Amigas e amigos, companheiras e companheiros,

Estivemos substituindo o nosso pai na presidência da Comissão Provisória Estadual do PDT, a convite da maioria de seus antigos membros, entre os dias 6 de junho e 1º de dezembro de 2011.

A direção nacional do PDT exercida, autoritariamente, pelos senhores Carlos Lupi e Manoel Dias, nos aceitou depois de quase 60 dias da indicação (Eles tinham outros planos para o PDT do Maranhão, que vieram a ser confirmados posteriormente!)

Nesse período, ajudamos a reorganizar o partido em 211 municípios, apesar de todas as adversidades internas estaduais e nacionais. Do conhecido Fundo Partidário Nacional, não recebemos 1 real.

As denúncias de corrupção que envolveram o ex-ministro do Trabalho e Emprego e alguns de seus assessores, além da mal fadada viagem realizada ao Maranhão em 2009,    culminaram com a demissão daquele no dia 04 de dezembro de 2011, o que fez com que se voltassem contra nós e a nossa postura ao lado da verdade e esclarecimento dos fatos. Não nos surpreendeu, pois conhecemos a trajetória dos mesmos e o que tem feito ao partido durante todos esses anos após a morte de Leonel Brizola.

Após a decisão de nos tirar da presidência do PDT, apesar de todas as iniciativas que confirmavam o apoio da maioria de nossos companheiros para uma solução que respeitasse a nossa história, impuseram os atuais dirigentes para o seu controle cartorial.

Fiz o que pude para reverter a decisão baseando-me no Estatuto. Contudo, nem responderam às nossas reivindicações de discutir e confirmar a decisão tomada a fim de que fosse discutida por todos os membros da Executiva Nacional. Assim, caso confirmada, teríamos a oportunidade de levar o assunto à última reunião do Diretório Nacional – instância máxima do partido. Mas, como já disse antes, o PDT é deles e, não mais, dos trabalhistas, dos nacionalistas, dos democratas, do povo brasileiro.

Sempre fomos a favor do diálogo pela boa política, a qual coloca um partido político a favor dos interesses da maioria da sociedade, não somente na palavra mas, principalmente, na ação, no exemplo. Foi o que procurei fazer no PDT!

Infelizmente, acontece justamente o contrário.

Enfrentamos tudo e todos que se opunham a esta postura. Preferimos romper a lei do silêncio, a lei da esperteza, a lei das comodidades, a lei do convencionalismo e a lei do conforto que, incrivelmente, constituíram-se em condicio sine qua non para o  almejado “êxito político”, o que, para mim, não é nada mais que a prática da velhaca política que só nos conduz ao atraso.

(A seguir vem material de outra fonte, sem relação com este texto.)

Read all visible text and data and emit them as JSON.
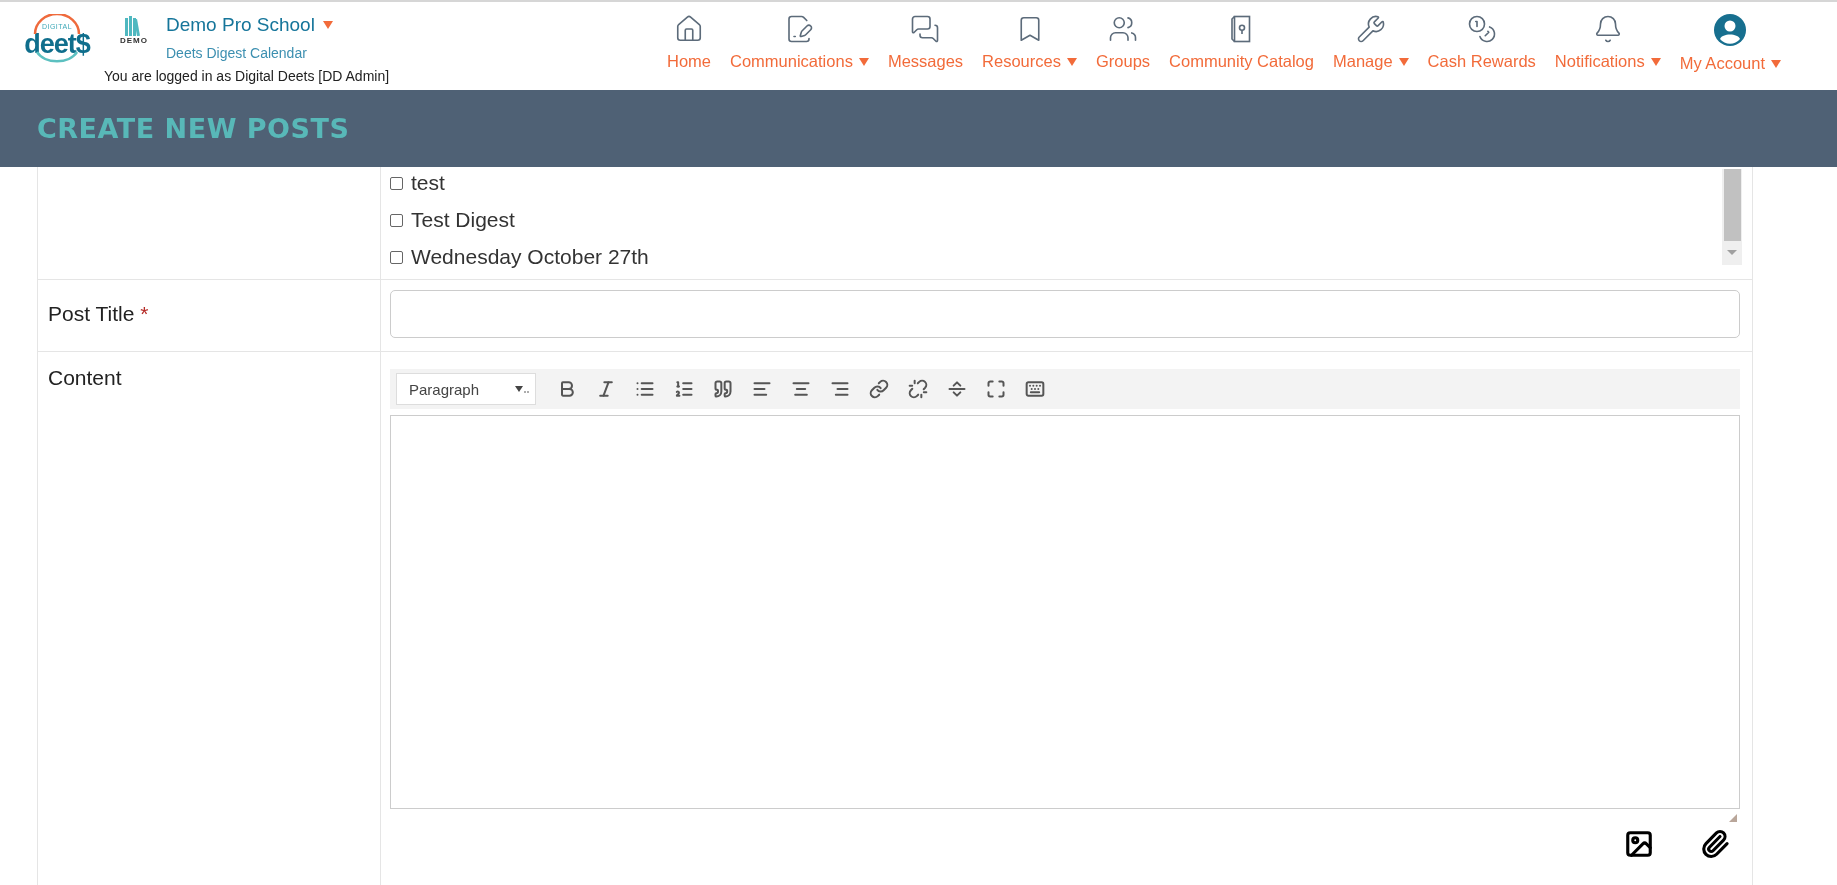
{
  "brand": {
    "logo_small": "DIGITAL",
    "logo_main": "deet$",
    "org_logo": "DEMO"
  },
  "header": {
    "school": "Demo Pro School",
    "school_dropdown": true,
    "subtitle": "Deets Digest Calendar",
    "login_note": "You are logged in as Digital Deets [DD Admin]"
  },
  "nav": [
    {
      "kind": "home",
      "label": "Home",
      "dropdown": false
    },
    {
      "kind": "communications",
      "label": "Communications",
      "dropdown": true
    },
    {
      "kind": "messages",
      "label": "Messages",
      "dropdown": false
    },
    {
      "kind": "resources",
      "label": "Resources",
      "dropdown": true
    },
    {
      "kind": "groups",
      "label": "Groups",
      "dropdown": false
    },
    {
      "kind": "catalog",
      "label": "Community Catalog",
      "dropdown": false
    },
    {
      "kind": "manage",
      "label": "Manage",
      "dropdown": true
    },
    {
      "kind": "rewards",
      "label": "Cash Rewards",
      "dropdown": false
    },
    {
      "kind": "notifications",
      "label": "Notifications",
      "dropdown": true
    },
    {
      "kind": "account",
      "label": "My Account",
      "dropdown": true
    }
  ],
  "banner": {
    "title": "CREATE NEW POSTS"
  },
  "digest_options": [
    {
      "label": "test",
      "checked": false
    },
    {
      "label": "Test Digest",
      "checked": false
    },
    {
      "label": "Wednesday October 27th",
      "checked": false
    }
  ],
  "post_title": {
    "label": "Post Title",
    "required_mark": "*"
  },
  "content": {
    "label": "Content",
    "format_select": "Paragraph",
    "toolbar": [
      {
        "kind": "bold"
      },
      {
        "kind": "italic"
      },
      {
        "kind": "bullet-list"
      },
      {
        "kind": "numbered-list"
      },
      {
        "kind": "quote"
      },
      {
        "kind": "align-left"
      },
      {
        "kind": "align-center"
      },
      {
        "kind": "align-right"
      },
      {
        "kind": "link"
      },
      {
        "kind": "unlink"
      },
      {
        "kind": "read-more"
      },
      {
        "kind": "fullscreen"
      },
      {
        "kind": "toolbar-toggle"
      }
    ]
  },
  "attachments": [
    {
      "kind": "image"
    },
    {
      "kind": "file"
    }
  ]
}
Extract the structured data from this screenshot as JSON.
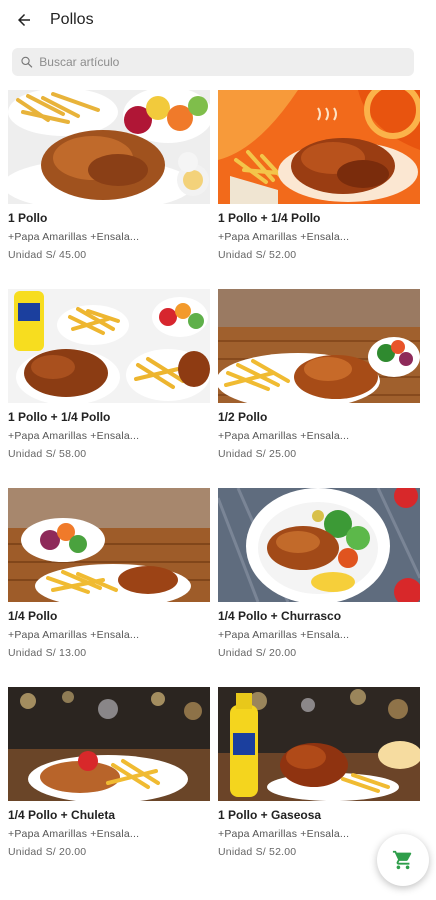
{
  "header": {
    "title": "Pollos",
    "back_icon": "arrow-back-icon"
  },
  "search": {
    "placeholder": "Buscar artículo",
    "icon": "search-icon"
  },
  "products": [
    {
      "name": "1 Pollo",
      "description": "+Papa Amarillas +Ensala...",
      "price": "Unidad S/ 45.00"
    },
    {
      "name": "1 Pollo + 1/4 Pollo",
      "description": "+Papa Amarillas +Ensala...",
      "price": "Unidad S/ 52.00"
    },
    {
      "name": "1 Pollo + 1/4 Pollo",
      "description": "+Papa Amarillas +Ensala...",
      "price": "Unidad S/ 58.00"
    },
    {
      "name": "1/2 Pollo",
      "description": "+Papa Amarillas +Ensala...",
      "price": "Unidad S/ 25.00"
    },
    {
      "name": "1/4 Pollo",
      "description": "+Papa Amarillas +Ensala...",
      "price": "Unidad S/ 13.00"
    },
    {
      "name": "1/4 Pollo + Churrasco",
      "description": "+Papa Amarillas +Ensala...",
      "price": "Unidad S/ 20.00"
    },
    {
      "name": "1/4 Pollo + Chuleta",
      "description": "+Papa Amarillas +Ensala...",
      "price": "Unidad S/ 20.00"
    },
    {
      "name": "1 Pollo + Gaseosa",
      "description": "+Papa Amarillas +Ensala...",
      "price": "Unidad S/ 52.00"
    }
  ],
  "cart": {
    "icon": "shopping-cart-icon",
    "color": "#2e9e4a"
  }
}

Como alternativa de atuação política, uma vez que não há ambiente democrático partidário,  criamos com vários companheiros o Comitê de Resistência Democrática Jackson Lago e, assim, representar um canal de manifestação das nossas posições para todo(a)s o(a)s companheiro(a)s e a sociedade.

Igualmente, optamos por estimular a formalização do Comitê de Resistência Nacional Leonel Brizola, para que tivesse uma atuação nacional e, assim, encorajasse as lideranças mais expressivas, deputados e senadores. De forma voluntária, amadora, artesanal, tudo foi feito com o altruísmo de muitos companheiros e companheiras Brasil afora aos quais rendo as minhas sinceras homenagens. Tínhamos como objetivo apresentar uma chapa nacional e provocar o debate na Convenção Nacional, já que o V Congresso e sua fase deliberativa não foi realizado (como anunciado oficialmente pelos próprios dirigentes nacionais) no primeiro semestre de 2012.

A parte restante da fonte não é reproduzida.